This study aimed to evaluate the relationship between nutrient patterns (NPs) / Index of Nutritional Quality (INQ) and mental health among adolescents. Experts hypothesized that a high-quality diet rich in nutrients might protect you against psychological problems.

The most pressing public health issues worldwide are adolescent psychological disorders, which cause anxiety, stress, and depression. Depressive disorders can lead to self-destruction, the most dramatic manifestation, if not treated. It is a chronic and recurrent illness regarded as one of the leading causes of disability. Anxiety disorders tend to become chronic and can devastate individual and social well-being.

While there is limited evidence that diet and dietary factors play a role in the etiology and causality of these disorders, there is undeniable evidence that diet impacts mental health. Furthermore, research suggests that the association between mental health and diet/dietary factors is primarily about diet quality/patterns and nutritional intake.

Research shows that iron, vitamin B6, omega-3 fatty acids, zinc, vitamin B12, folate, and selenium improve depression and anxiety.

A Mediterranean diet, for example, is associated with a lower incidence of mental disorders than a western-style or poor diet; for example, high consumption of red meat, processed meat, saturated fatty acids, and simple sugar is associated with poor health outcomes.

Several studies have examined the relationship between diet quality and various diseases using various nutritional tools and methods. An extensively employed way that can be applied to multiple conditions and outcomes is the Index of Nutritional Quality (INQ). In addition to providing an aggregate view of diet quality, the INQ can adjust total energy consumption.

By evaluating dietary patterns and quality, we can get a more comprehensive view of diet and health than we can by merely considering food or nutrients.

Methodology

365 female adolescents ( aged 14–16) were recruited from five districts in Tabriz, Iran, and assessed for mental health using the Depression, Anxiety, and Stress Scale.

To determine nutritional intake, a 3-day food record questionnaire was used. Dietary data from the food record were incorporated into the modeling NPs and derived formulae to calculate intake per 1000 kcal or nutrient intake per 1000 kcal.

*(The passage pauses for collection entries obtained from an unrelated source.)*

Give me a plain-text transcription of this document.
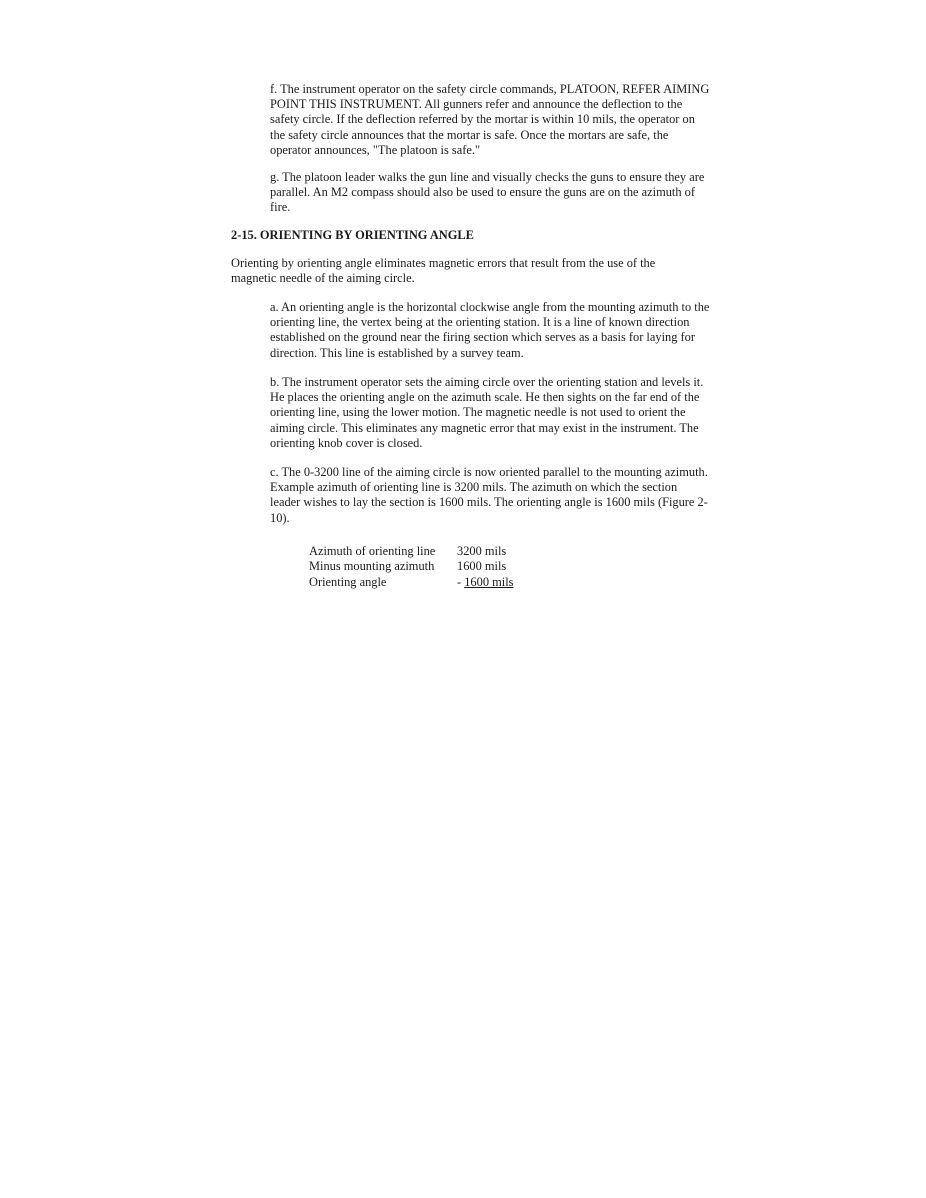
f. The instrument operator on the safety circle commands, PLATOON, REFER AIMING POINT THIS INSTRUMENT. All gunners refer and announce the deflection to the safety circle. If the deflection referred by the mortar is within 10 mils, the operator on the safety circle announces that the mortar is safe. Once the mortars are safe, the operator announces, "The platoon is safe."

g. The platoon leader walks the gun line and visually checks the guns to ensure they are parallel. An M2 compass should also be used to ensure the guns are on the azimuth of fire.

2-15. ORIENTING BY ORIENTING ANGLE

Orienting by orienting angle eliminates magnetic errors that result from the use of the magnetic needle of the aiming circle.

a. An orienting angle is the horizontal clockwise angle from the mounting azimuth to the orienting line, the vertex being at the orienting station. It is a line of known direction established on the ground near the firing section which serves as a basis for laying for direction. This line is established by a survey team.

b. The instrument operator sets the aiming circle over the orienting station and levels it. He places the orienting angle on the azimuth scale. He then sights on the far end of the orienting line, using the lower motion. The magnetic needle is not used to orient the aiming circle. This eliminates any magnetic error that may exist in the instrument. The orienting knob cover is closed.

c. The 0-3200 line of the aiming circle is now oriented parallel to the mounting azimuth. Example azimuth of orienting line is 3200 mils. The azimuth on which the section leader wishes to lay the section is 1600 mils. The orienting angle is 1600 mils (Figure 2-10).

Azimuth of orienting line	3200 mils
Minus mounting azimuth	1600 mils
Orienting angle	- 1600 mils
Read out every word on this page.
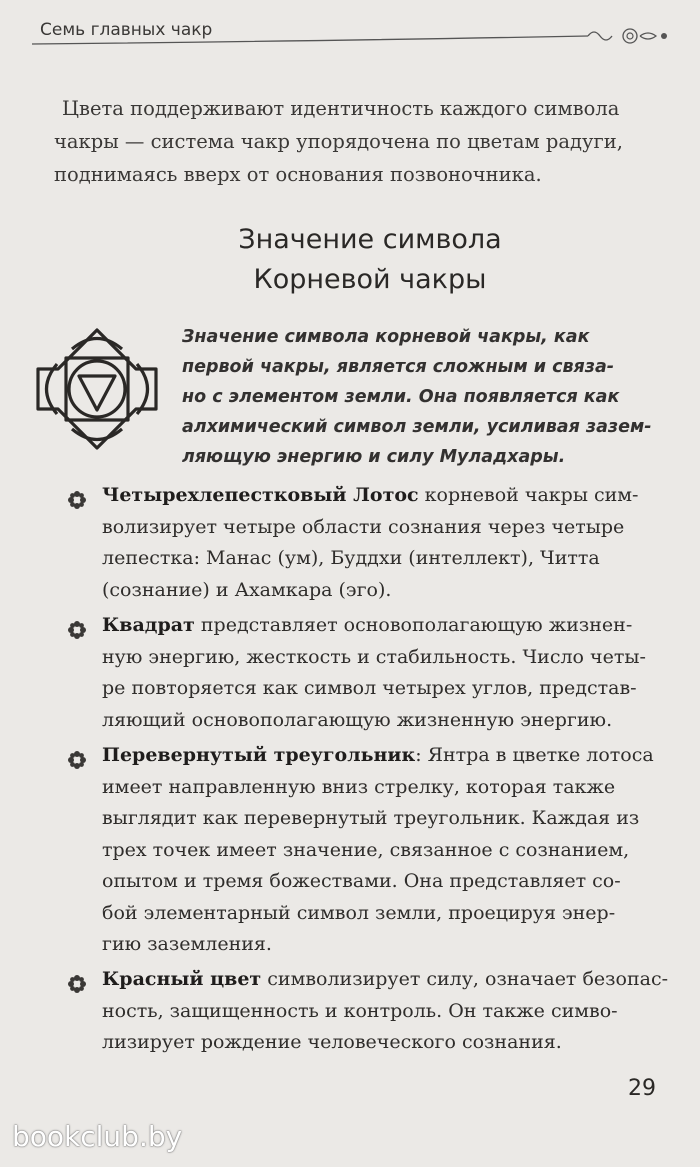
Семь главных чакр
Цвета поддерживают идентичность каждого символа
чакры — система чакр упорядочена по цветам радуги,
поднимаясь вверх от основания позвоночника.
Значение символа
Корневой чакры
Значение символа корневой чакры, как
первой чакры, является сложным и связа-
но с элементом земли. Она появляется как
алхимический символ земли, усиливая зазем-
ляющую энергию и силу Муладхары.
Четырехлепестковый Лотос корневой чакры сим-
волизирует четыре области сознания через четыре
лепестка: Манас (ум), Буддхи (интеллект), Читта
(сознание) и Ахамкара (эго).
Квадрат представляет основополагающую жизнен-
ную энергию, жесткость и стабильность. Число четы-
ре повторяется как символ четырех углов, представ-
ляющий основополагающую жизненную энергию.
Перевернутый треугольник: Янтра в цветке лотоса
имеет направленную вниз стрелку, которая также
выглядит как перевернутый треугольник. Каждая из
трех точек имеет значение, связанное с сознанием,
опытом и тремя божествами. Она представляет со-
бой элементарный символ земли, проецируя энер-
гию заземления.
Красный цвет символизирует силу, означает безопас-
ность, защищенность и контроль. Он также симво-
лизирует рождение человеческого сознания.
29
bookclub.by
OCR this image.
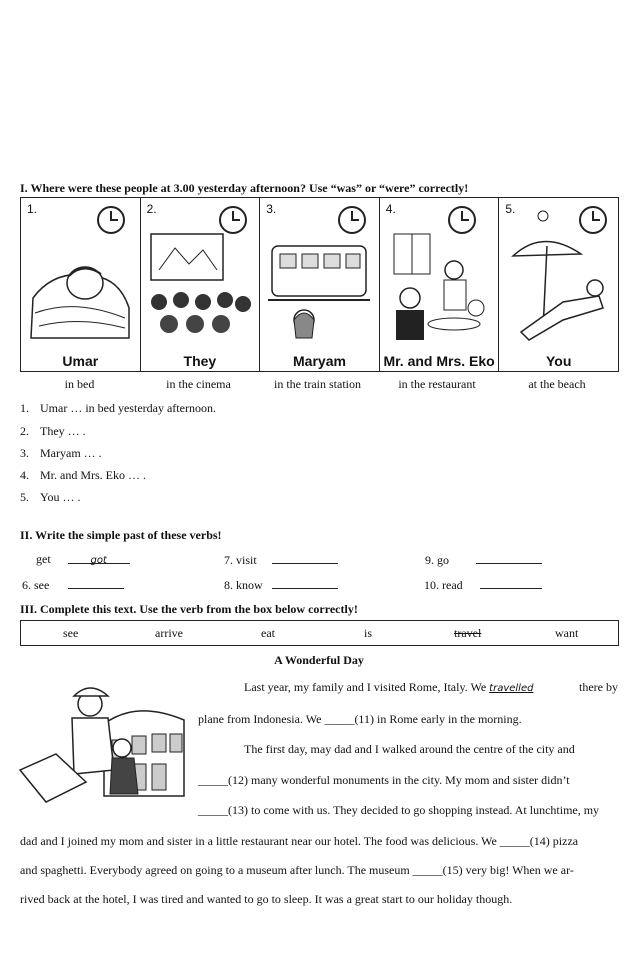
I. Where were these people at 3.00 yesterday afternoon? Use “was” or “were” correctly!
1.
Umar
2.
They
3.
Maryam
4.
Mr. and Mrs. Eko
5.
You
in bed	in the cinema	in the train station	in the restaurant	at the beach
1. Umar … in bed yesterday afternoon.
2. They … .
3. Maryam … .
4. Mr. and Mrs. Eko … .
5. You … .
II. Write the simple past of these verbs!
get	got	7. visit	9. go
6. see	8. know	10. read
III. Complete this text. Use the verb from the box below correctly!
see	arrive	eat	is	travel	want
A Wonderful Day
Last year, my family and I visited Rome, Italy. We travelled	there by
plane from Indonesia. We _____(11) in Rome early in the morning.
The first day, may dad and I walked around the centre of the city and
_____(12) many wonderful monuments in the city. My mom and sister didn’t
_____(13) to come with us. They decided to go shopping instead. At lunchtime, my
dad and I joined my mom and sister in a little restaurant near our hotel. The food was delicious. We _____(14) pizza
and spaghetti. Everybody agreed on going to a museum after lunch. The museum _____(15) very big! When we ar-
rived back at the hotel, I was tired and wanted to go to sleep. It was a great start to our holiday though.
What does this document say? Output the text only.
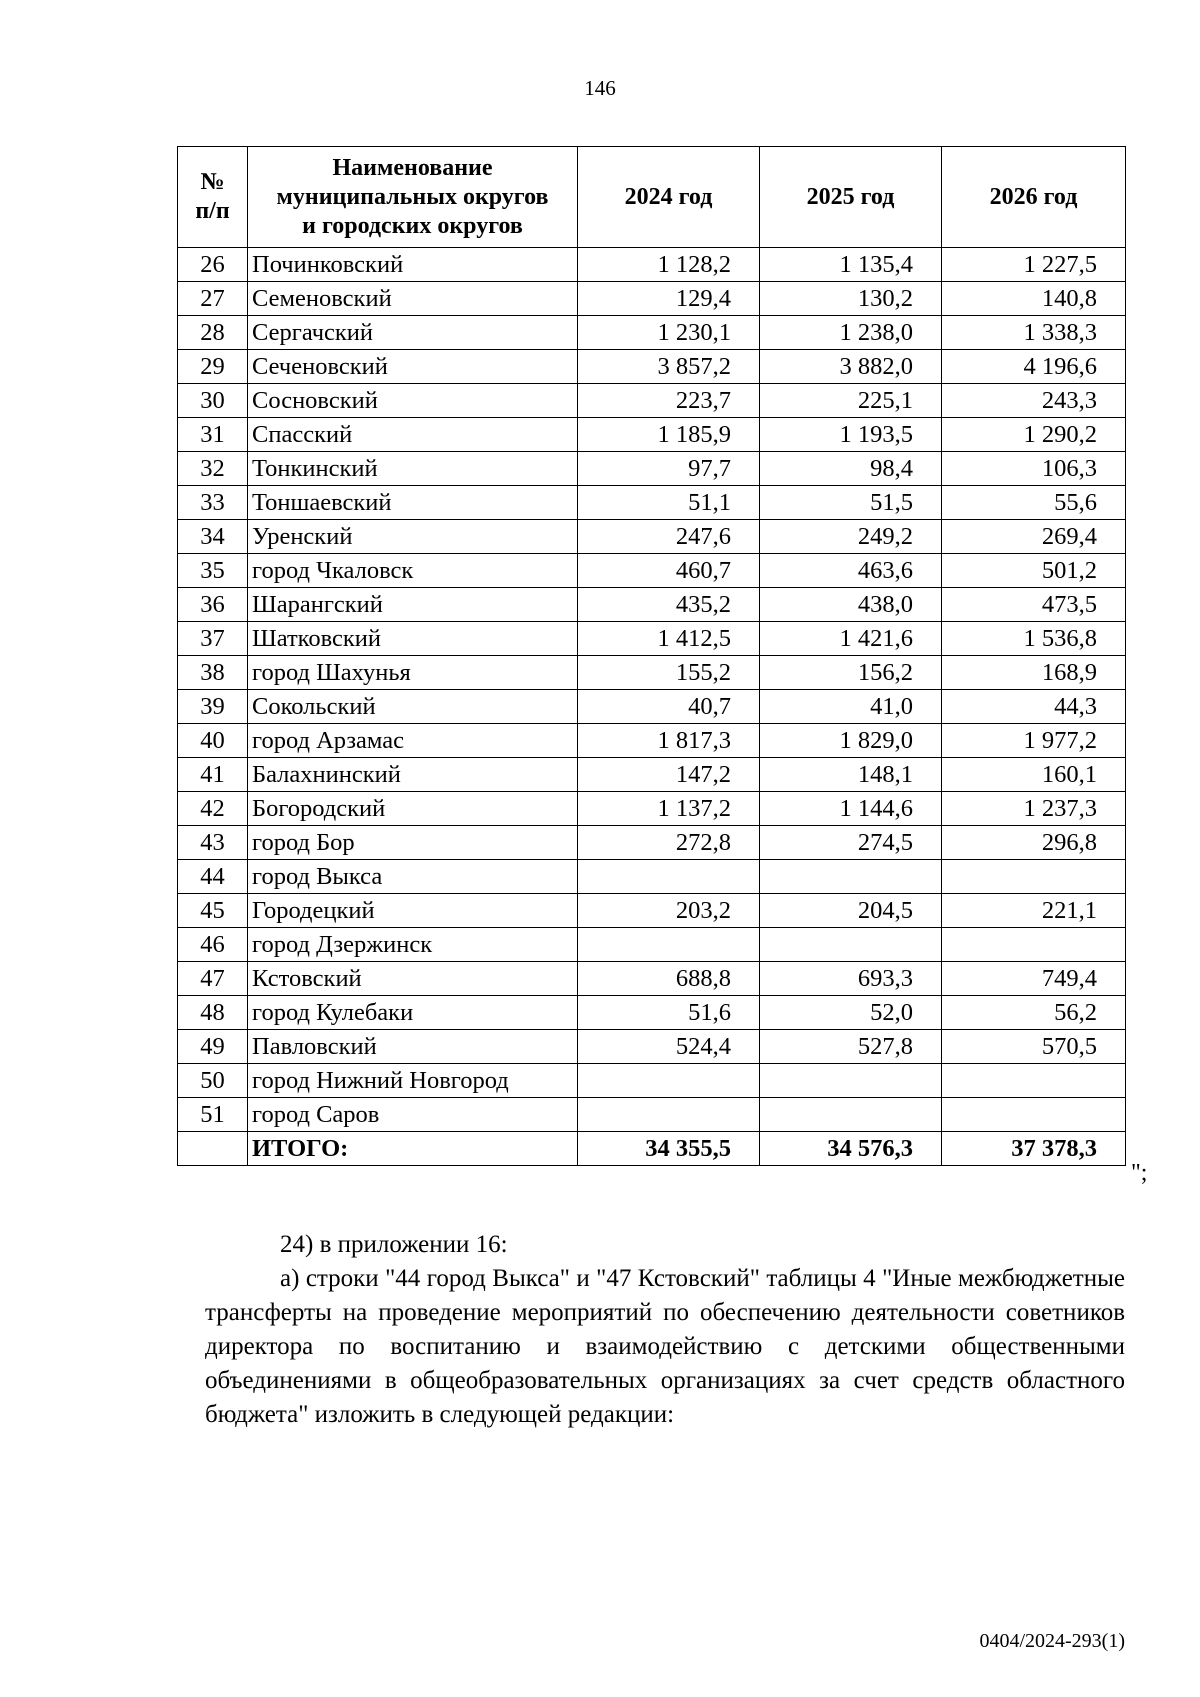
146
№
п/п	Наименование
муниципальных округов
и городских округов	2024 год	2025 год	2026 год
26	Починковский	1 128,2	1 135,4	1 227,5
27	Семеновский	129,4	130,2	140,8
28	Сергачский	1 230,1	1 238,0	1 338,3
29	Сеченовский	3 857,2	3 882,0	4 196,6
30	Сосновский	223,7	225,1	243,3
31	Спасский	1 185,9	1 193,5	1 290,2
32	Тонкинский	97,7	98,4	106,3
33	Тоншаевский	51,1	51,5	55,6
34	Уренский	247,6	249,2	269,4
35	город Чкаловск	460,7	463,6	501,2
36	Шарангский	435,2	438,0	473,5
37	Шатковский	1 412,5	1 421,6	1 536,8
38	город Шахунья	155,2	156,2	168,9
39	Сокольский	40,7	41,0	44,3
40	город Арзамас	1 817,3	1 829,0	1 977,2
41	Балахнинский	147,2	148,1	160,1
42	Богородский	1 137,2	1 144,6	1 237,3
43	город Бор	272,8	274,5	296,8
44	город Выкса			
45	Городецкий	203,2	204,5	221,1
46	город Дзержинск			
47	Кстовский	688,8	693,3	749,4
48	город Кулебаки	51,6	52,0	56,2
49	Павловский	524,4	527,8	570,5
50	город Нижний Новгород			
51	город Саров			
	ИТОГО:	34 355,5	34 576,3	37 378,3
";

24) в приложении 16:

а) строки "44 город Выкса" и "47 Кстовский" таблицы 4 "Иные межбюджетные трансферты на проведение мероприятий по обеспечению деятельности советников директора по воспитанию и взаимодействию с детскими общественными объединениями в общеобразовательных организациях за счет средств областного бюджета" изложить в следующей редакции:

0404/2024-293(1)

Four major NPs were identified:

NP1: high intakes of essential amino acids, zinc, B-complex, phosphorus, and selenium

NP2: high intakes of fatty acids, biotin, vitamin E, folate, magnesium, chromium, copper, iron, sodium, potassium

NP3: high intakes of amino acids

NP4: high intakes of calcium, β carotene, vitamins A, D, K, C, and dietary fiber

The experts found that subjects in the fourth quartile of NP1 and NP4 had lower depression, anxiety, and stress scores. According to Beta estimates, INQ for vitamins A, D, K, B6, B12, and folate was inversely associated with anxiety, while INQ for manganese was positively associated with stress.

Calcium, beta-carotene, vitamins A, D, K, C, and dietary fiber intake were associated with lower levels of depression, anxiety, and stress. Essential amino acids, zinc, B-complex vitamins, phosphorus, and selenium were also inversely correlated with depression, anxiety, and stress. A, D, K, B6, B12, and folate were found to be protective against anxiety in the INQ analysis.